According to B.J Almond, Rice's senior director of News and Media Relations, Provost Marie Lynn Miranda, Dean of Undergraduates John Hutchinson and Associate Provost Roland Smith were all attended the vigil.

Leebron said he has attended the MLK vigil and program in the past when he was invited and his schedule allowed him to do so. He said he commended both the BSA and the Association of Rice University Black Alumni for organizing the vigil and looked forward to attending in future years, schedule permitting.

“Unfortunately, I was not directly contacted about the event this year to request that I speak or otherwise attend, nor did my office receive a timely request to reserve the date,” Leebron said. “As the vigil was not held on Martin Luther King Day as it was last year, I had made other plans for Sunday.”

West said BSA president Missy Lollis resigned just before the MLK vigil and parade.

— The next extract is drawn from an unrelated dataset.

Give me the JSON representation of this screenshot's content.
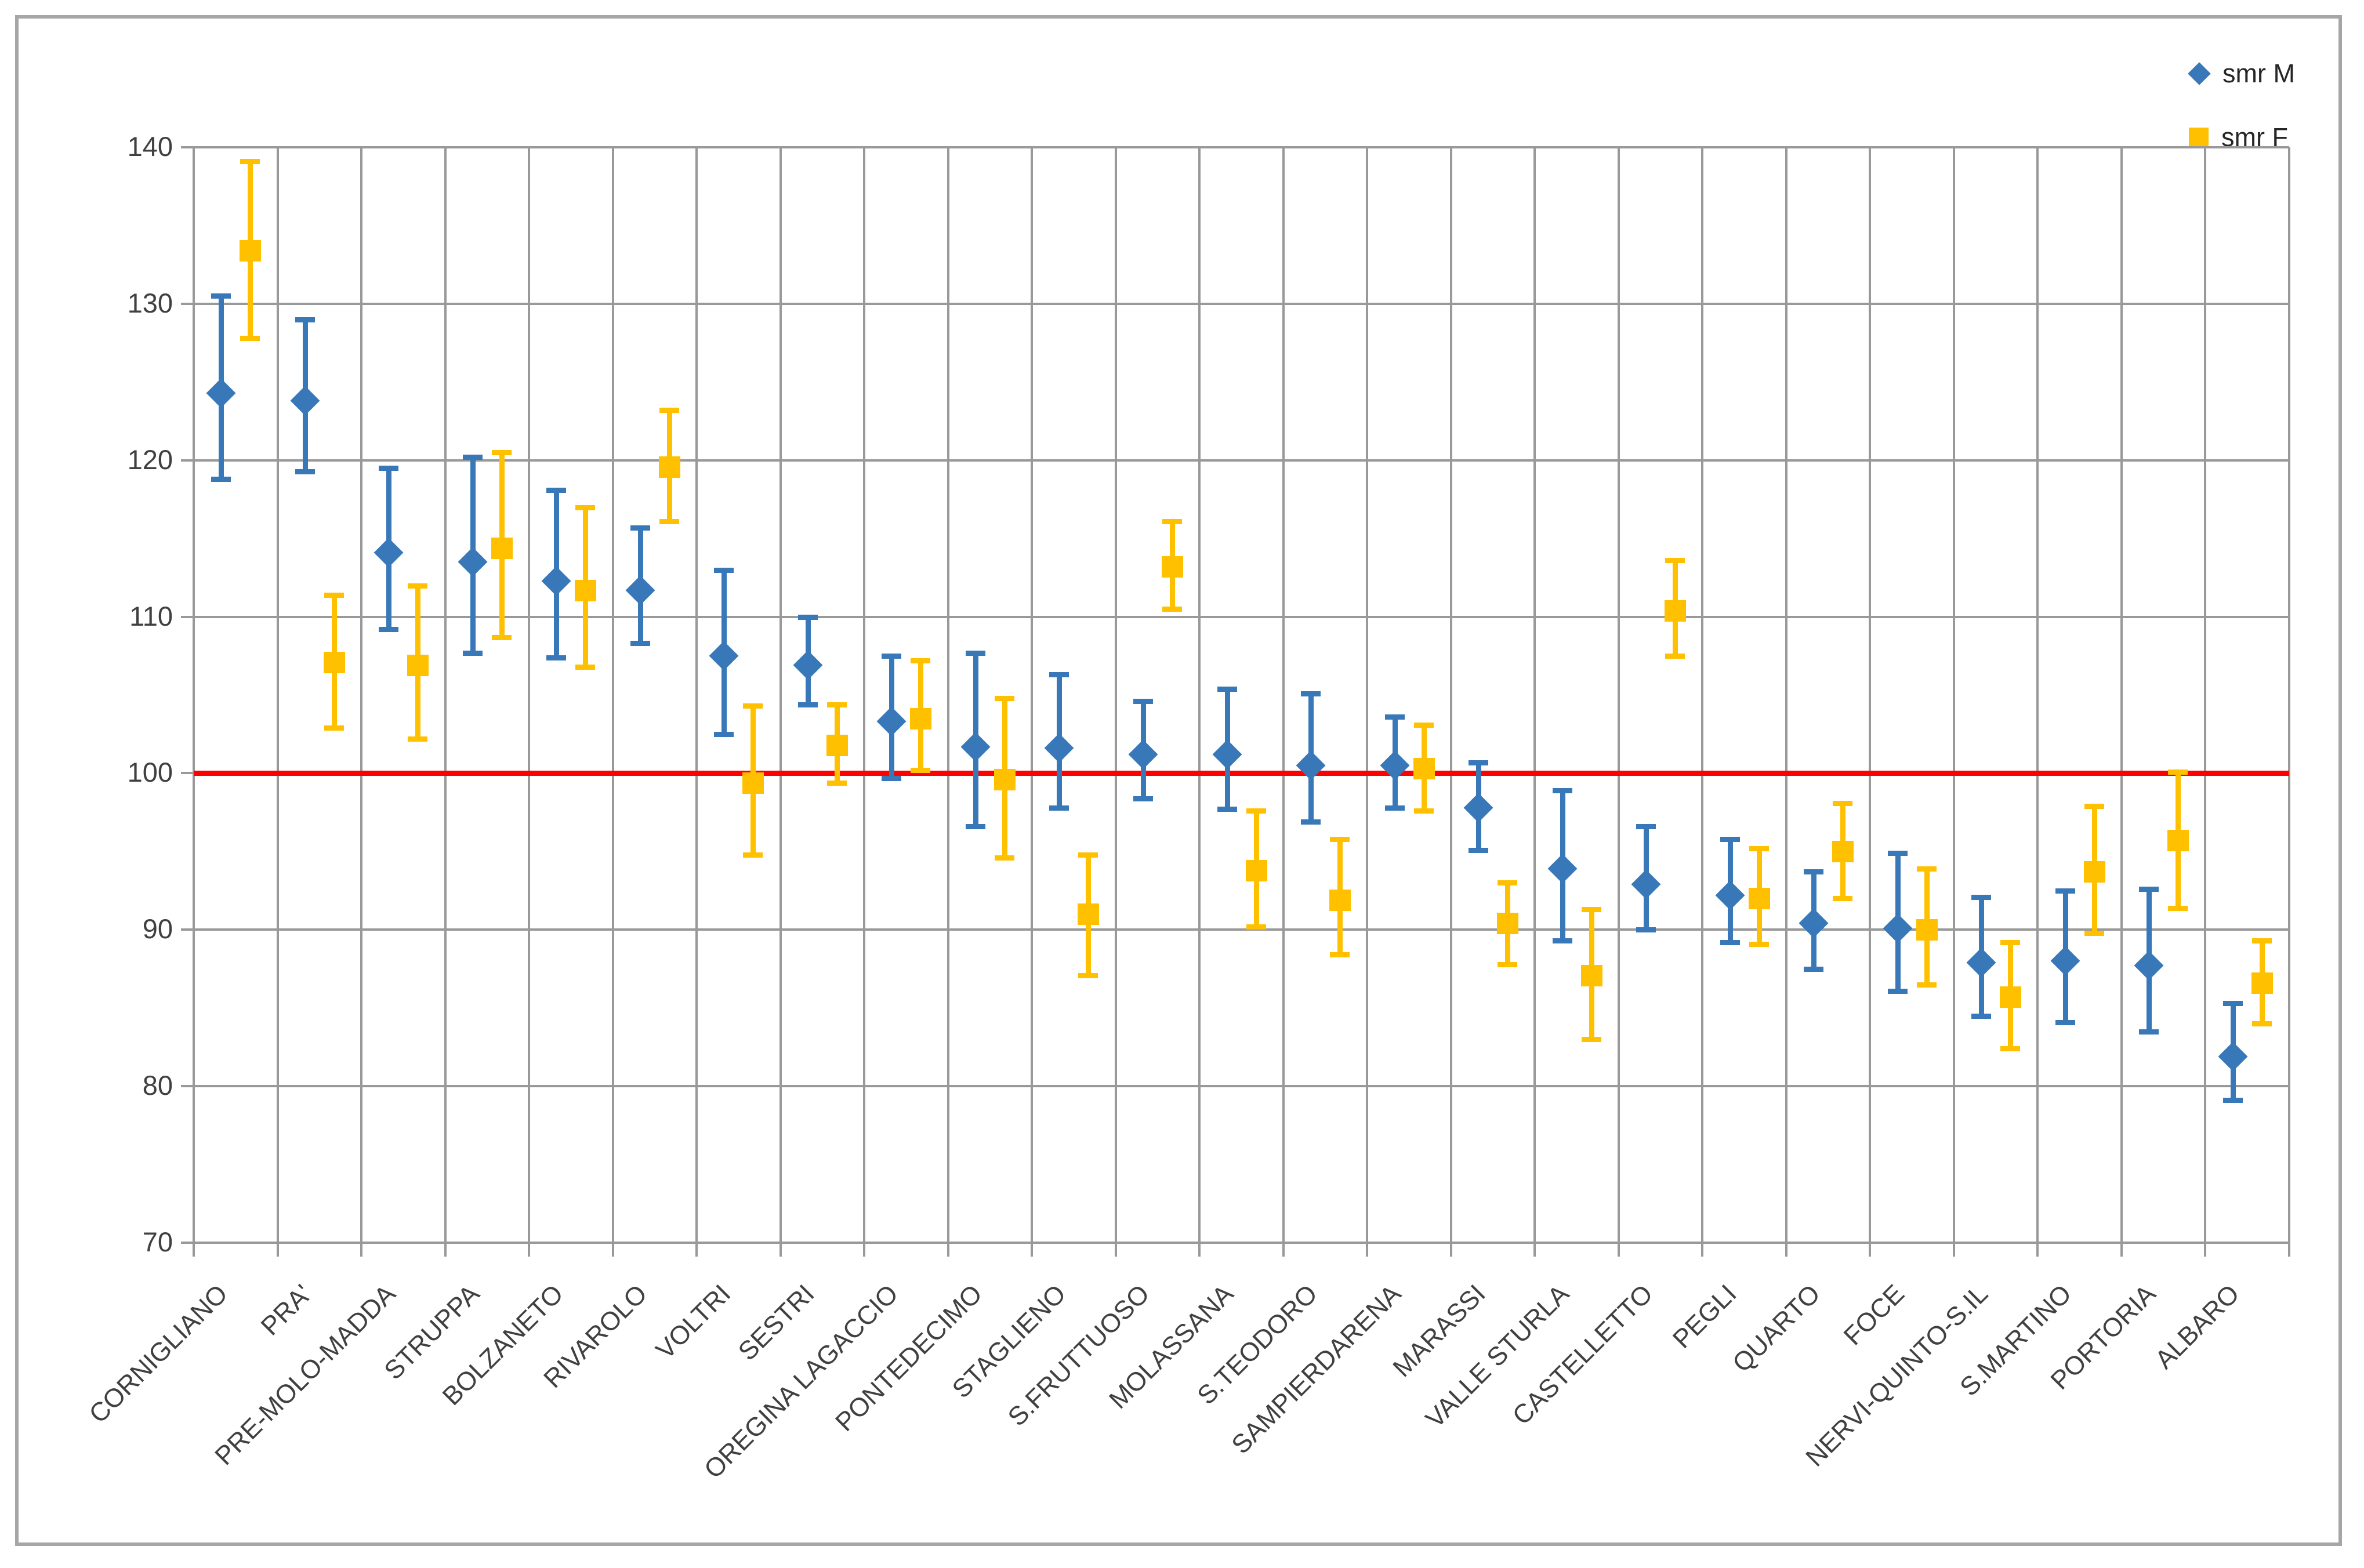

Lollis, a Sid Richardson College junior, could not be reached for comment at the time of publication regarding her reason for resignation.

“The BSA was scrambling to pull everything together especially since the holiday fell a little earlier this year,” West said. “The event turned out well, however, in the midst of everything as an oversight the group failed to invite President Leebron.”

The MLK vigil and program held Sunday evening at the Rice Memorial Chapel by the BSA, the BMLI and Multicultural Community Relations in the Office of Public Affairs, was titled “Where Do We Go From Here?”

Nhedrick Jabier, a 10-year-old and third-place winner of the 2018 MLK Jr. Oratory Competition, delivered “A Salute to Dr. King,” asking those in attendance to listen as he shared his dream for today’s world.

“I dream a possible dream today,” Jabier said. “A world in which so-called privileges disappear and people are compensated by their hard work and perseverance. That’s my dream for today’s world. A possible dream.”

Following Jabier, a panel of Rice professors, student leaders and Pretta VanDible Stallworth from the Houston Community College Board of Trustees shared their thoughts on MLK.

“The way I see Martin Luther King is like a spark,” Sydney Gibson, panelist and president of the Rice University Graduate Student Association, said. “I see him as the start, but I think a lot of people see him as the finish, as the goal, like we made it. I see Dr. King as the momentum moving forward.”

Justin Onwenu, panelist and Rice Student Association president, said that while progress has been made, there is more work to be done.

“I think we have to be careful moving forward about confusing tolerance with power and progress,” Onwenu, a Sid Richardson College senior, said.

This article has been updated to reflect that Provost Marie Lynn Miranda, Dean of Undergraduates John Hutchinson and Associate Provost Roland Smith attended the MLK vigil.